PATIENCE!

James Smith, 1859
 

What a blessed fruit of the Spirit is patience, and how necessary for a Christian in a world like this, and in times like these. It prevents murmuring, checks complaining, and produces the sweetest gratitude. It multiplies our mercies, fixing the eye upon them; and it diminishes our troubles, taking the eye off them. It strengthens by exercise, and increases by use.

It will live in any climate—but nourishes most towards the north pole. Patience is like an Alpine flower, it will grow upon the rocks, among the snows and storms; bleak winds root it, severe frosts harden it, and what would kill other plants, fosters and feeds it. It was intended to deck the garden of poverty, and to shed its fragrance in the chamber of affliction. It grows most in winter, flowers best in the dreary desert, and has greatly luxuriated at times in a cold damp dungeon.

Patience will enable a man to bear losses with calmness, to suffer pain with meekness, and to endure bereavements with silence.

When Job was stripped of all his property, he said, "The Lord gave, and the Lord has taken away—blessed be the name of the Lord." When Aaron's two sons were killed by fire from the presence of the Lord, "Aaron held his peace."

When Eli heard the sore judgments that were pronounced against his house, he meekly exclaimed, "It is the Lord, let him do what seems him good."

To crown all, when the Lord Jesus had been bound, dragged about from place to place, buffeted, spitted on, scourged, treated with the greatest cruelty and contempt, and was being nailed to the cross; he was as quiet as a sheep before her shearers, patient as a lamb in the butcher's hands, and looking up to heaven, prayed, "Father, forgive them, for they know not what they do."

In each of these instances we see what patience can do, what it will enable us to bear, and how it will enable us to act.
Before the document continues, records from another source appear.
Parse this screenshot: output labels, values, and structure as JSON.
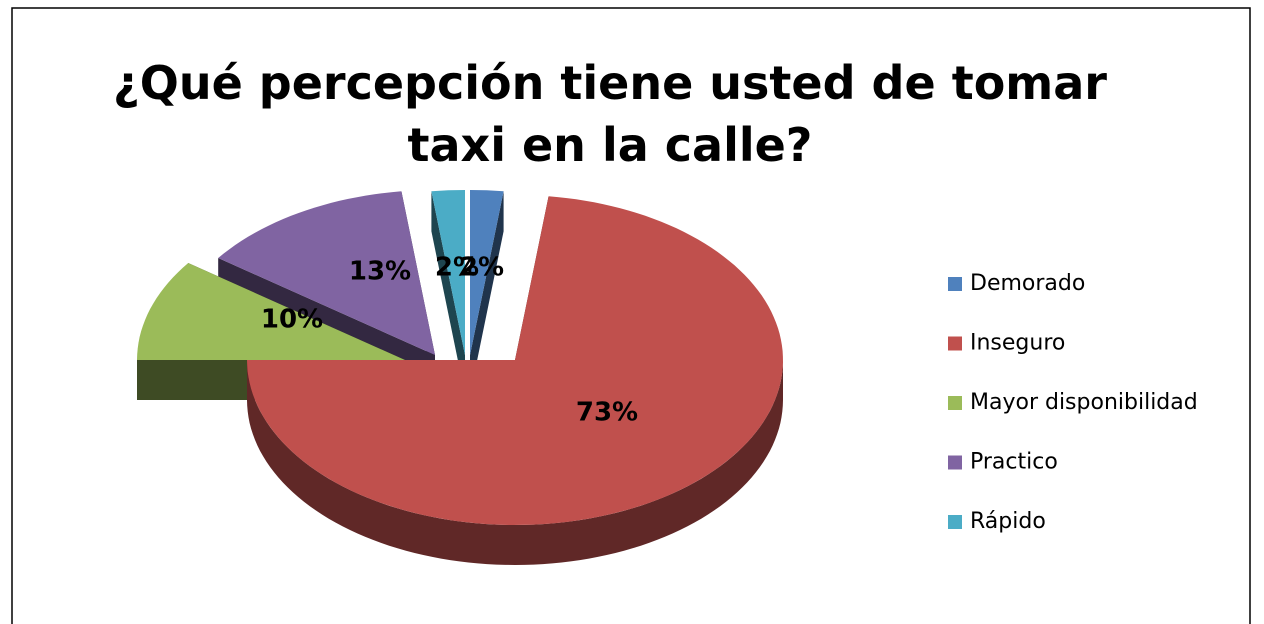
{
  "chart_data": {
    "type": "pie3d",
    "title": "¿Qué percepción tiene usted de tomar taxi en la calle?",
    "categories": [
      "Demorado",
      "Inseguro",
      "Mayor disponibilidad",
      "Practico",
      "Rápido"
    ],
    "values": [
      2,
      73,
      10,
      13,
      2
    ],
    "value_labels": [
      "2%",
      "73%",
      "10%",
      "13%",
      "2%"
    ],
    "colors": [
      "#4f81bd",
      "#c0504d",
      "#9bbb59",
      "#8064a2",
      "#4bacc6"
    ],
    "legend": "right"
  }
}
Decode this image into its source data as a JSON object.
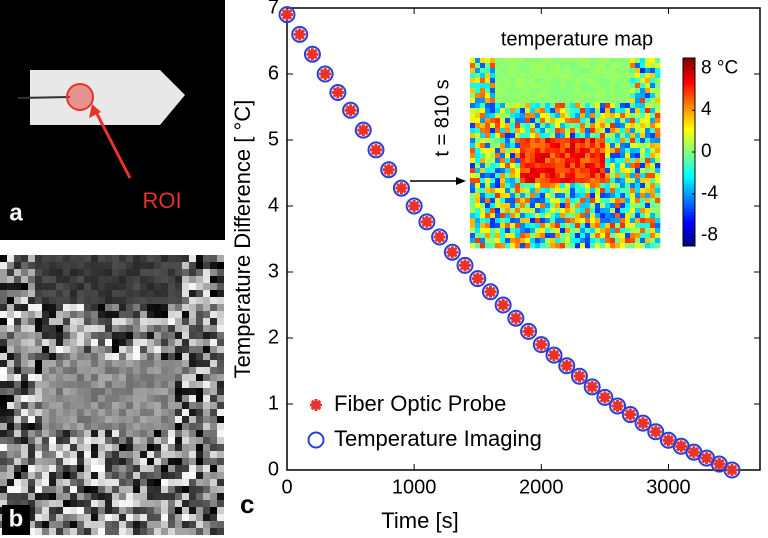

How necessary for us, in our dealings with the world, in the management of our families, and in our connection with the church of God.
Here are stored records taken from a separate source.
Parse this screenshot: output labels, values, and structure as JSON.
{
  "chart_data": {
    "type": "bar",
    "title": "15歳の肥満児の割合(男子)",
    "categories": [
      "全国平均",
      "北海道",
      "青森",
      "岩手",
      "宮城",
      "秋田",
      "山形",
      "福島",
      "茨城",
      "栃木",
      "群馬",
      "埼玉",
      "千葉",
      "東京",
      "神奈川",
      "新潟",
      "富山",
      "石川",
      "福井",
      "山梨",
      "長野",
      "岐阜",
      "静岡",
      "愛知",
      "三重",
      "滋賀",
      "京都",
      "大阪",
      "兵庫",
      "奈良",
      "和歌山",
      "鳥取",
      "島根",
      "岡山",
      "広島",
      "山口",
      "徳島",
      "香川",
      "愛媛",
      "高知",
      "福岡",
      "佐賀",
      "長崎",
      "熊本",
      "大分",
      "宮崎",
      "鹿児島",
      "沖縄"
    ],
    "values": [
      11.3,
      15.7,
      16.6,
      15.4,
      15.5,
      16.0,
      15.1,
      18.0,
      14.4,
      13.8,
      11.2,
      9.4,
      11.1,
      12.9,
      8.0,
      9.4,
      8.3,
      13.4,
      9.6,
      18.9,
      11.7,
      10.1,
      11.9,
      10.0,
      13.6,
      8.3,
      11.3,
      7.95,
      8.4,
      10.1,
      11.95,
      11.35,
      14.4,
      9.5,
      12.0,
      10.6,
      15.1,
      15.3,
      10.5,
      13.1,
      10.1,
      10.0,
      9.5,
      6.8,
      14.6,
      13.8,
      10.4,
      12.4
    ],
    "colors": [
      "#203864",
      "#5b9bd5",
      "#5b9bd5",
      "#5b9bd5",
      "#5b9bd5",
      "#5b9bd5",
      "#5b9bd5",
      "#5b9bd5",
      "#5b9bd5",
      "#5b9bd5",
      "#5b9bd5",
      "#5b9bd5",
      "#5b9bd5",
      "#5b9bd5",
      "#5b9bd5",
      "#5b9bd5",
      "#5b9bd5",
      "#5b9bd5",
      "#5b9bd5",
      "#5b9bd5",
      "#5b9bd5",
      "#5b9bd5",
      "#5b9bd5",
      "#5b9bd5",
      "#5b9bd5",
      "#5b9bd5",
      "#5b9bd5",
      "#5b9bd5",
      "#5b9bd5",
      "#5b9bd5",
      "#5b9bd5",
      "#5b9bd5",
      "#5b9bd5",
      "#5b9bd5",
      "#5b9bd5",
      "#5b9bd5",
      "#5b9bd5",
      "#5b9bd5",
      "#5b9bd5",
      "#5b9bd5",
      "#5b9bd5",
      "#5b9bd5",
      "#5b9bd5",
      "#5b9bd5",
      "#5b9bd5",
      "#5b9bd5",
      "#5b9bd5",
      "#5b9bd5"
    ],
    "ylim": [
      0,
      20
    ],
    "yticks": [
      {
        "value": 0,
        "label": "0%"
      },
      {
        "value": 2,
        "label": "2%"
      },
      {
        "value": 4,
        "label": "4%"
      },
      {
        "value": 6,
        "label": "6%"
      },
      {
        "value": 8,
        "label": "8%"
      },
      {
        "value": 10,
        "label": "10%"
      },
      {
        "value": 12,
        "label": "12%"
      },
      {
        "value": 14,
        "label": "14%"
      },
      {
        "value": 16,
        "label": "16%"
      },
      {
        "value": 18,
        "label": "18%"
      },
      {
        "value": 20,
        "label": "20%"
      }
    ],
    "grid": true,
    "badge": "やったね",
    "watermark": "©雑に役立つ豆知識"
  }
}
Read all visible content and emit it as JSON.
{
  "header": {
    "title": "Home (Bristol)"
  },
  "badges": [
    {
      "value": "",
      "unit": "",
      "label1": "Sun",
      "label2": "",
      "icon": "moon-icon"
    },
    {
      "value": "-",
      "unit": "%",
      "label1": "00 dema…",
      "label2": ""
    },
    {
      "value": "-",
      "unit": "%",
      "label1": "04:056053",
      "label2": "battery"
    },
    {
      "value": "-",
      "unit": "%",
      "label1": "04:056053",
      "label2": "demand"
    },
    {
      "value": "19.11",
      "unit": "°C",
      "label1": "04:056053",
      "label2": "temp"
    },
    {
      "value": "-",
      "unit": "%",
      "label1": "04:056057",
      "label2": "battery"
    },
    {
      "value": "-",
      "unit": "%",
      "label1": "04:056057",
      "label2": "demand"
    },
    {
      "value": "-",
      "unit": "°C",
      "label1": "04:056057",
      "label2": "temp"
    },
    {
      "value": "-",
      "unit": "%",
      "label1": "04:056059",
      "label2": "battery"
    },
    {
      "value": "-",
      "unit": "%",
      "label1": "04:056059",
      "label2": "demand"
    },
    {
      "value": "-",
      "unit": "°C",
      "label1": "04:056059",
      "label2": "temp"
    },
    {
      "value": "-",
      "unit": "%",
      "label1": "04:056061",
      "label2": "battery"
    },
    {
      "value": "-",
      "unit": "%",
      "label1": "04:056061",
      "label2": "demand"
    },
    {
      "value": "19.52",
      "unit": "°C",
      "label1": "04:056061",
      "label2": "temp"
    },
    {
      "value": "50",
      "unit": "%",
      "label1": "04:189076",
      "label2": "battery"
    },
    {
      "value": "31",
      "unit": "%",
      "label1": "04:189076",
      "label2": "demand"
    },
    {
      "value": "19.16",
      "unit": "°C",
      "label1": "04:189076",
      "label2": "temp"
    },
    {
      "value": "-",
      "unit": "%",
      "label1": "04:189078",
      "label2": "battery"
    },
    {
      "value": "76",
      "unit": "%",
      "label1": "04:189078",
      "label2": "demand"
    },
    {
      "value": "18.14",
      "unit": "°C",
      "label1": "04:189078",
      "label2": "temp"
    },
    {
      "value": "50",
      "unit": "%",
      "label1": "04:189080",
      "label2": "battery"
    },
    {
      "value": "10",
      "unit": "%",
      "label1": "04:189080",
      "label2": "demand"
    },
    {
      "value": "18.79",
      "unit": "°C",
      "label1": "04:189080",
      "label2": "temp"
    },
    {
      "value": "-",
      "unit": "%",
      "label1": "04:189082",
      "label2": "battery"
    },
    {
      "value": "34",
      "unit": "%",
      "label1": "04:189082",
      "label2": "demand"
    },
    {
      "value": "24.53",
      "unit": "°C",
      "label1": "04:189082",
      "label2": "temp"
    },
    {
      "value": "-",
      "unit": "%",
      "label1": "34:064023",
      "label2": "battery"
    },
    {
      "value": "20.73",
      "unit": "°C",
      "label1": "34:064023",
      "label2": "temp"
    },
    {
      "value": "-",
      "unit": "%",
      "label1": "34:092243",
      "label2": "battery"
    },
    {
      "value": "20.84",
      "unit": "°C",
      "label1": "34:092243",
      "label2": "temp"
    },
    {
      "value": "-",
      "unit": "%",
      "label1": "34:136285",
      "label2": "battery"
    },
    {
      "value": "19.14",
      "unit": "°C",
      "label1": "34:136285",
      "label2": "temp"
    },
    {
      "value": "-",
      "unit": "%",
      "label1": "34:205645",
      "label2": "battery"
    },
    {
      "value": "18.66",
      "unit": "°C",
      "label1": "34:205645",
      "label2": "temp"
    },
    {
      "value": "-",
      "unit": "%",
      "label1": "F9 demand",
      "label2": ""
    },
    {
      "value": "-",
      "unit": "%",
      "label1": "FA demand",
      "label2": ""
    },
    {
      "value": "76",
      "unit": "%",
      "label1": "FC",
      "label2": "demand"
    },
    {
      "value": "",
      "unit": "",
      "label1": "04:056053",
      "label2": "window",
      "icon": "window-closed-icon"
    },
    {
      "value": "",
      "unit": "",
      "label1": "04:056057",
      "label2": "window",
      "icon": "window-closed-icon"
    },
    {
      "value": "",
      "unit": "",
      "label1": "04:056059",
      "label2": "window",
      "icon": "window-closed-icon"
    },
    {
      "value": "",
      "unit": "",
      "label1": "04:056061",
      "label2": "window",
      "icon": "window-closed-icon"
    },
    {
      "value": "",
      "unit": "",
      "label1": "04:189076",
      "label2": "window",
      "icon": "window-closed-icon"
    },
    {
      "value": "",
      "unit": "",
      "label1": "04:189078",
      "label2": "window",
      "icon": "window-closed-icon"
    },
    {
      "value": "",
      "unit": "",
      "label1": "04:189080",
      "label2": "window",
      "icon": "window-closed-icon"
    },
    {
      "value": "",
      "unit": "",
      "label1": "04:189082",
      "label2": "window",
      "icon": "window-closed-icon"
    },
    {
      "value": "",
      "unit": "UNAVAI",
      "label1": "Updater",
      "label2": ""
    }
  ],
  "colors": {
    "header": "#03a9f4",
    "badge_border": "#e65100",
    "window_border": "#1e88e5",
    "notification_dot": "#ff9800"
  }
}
Wherever patience is, it will be tried; and if it be a genuine article, it will strengthen and increase by the trial. Patience will take possession of a believer's soul, and possess it, keeping it in peace, resignation, and acquiescence in the Divine will. It will make a heavy cross light, a long night short, and the most painful afflictions bearable.

God is its author, who is the God of patience. The word is its nourishment, which he calls "the word of my patience." The prophets and the Savior are its examples; and inheriting the promises is its result. O for a patient spirit, that so we may endure afflictions, bear contradictions, and wait God's time for every blessing he has promised. May we add to our faith, patience; may the trying of our faith, work patience; and may the patience of hope, characterize us in life and in death.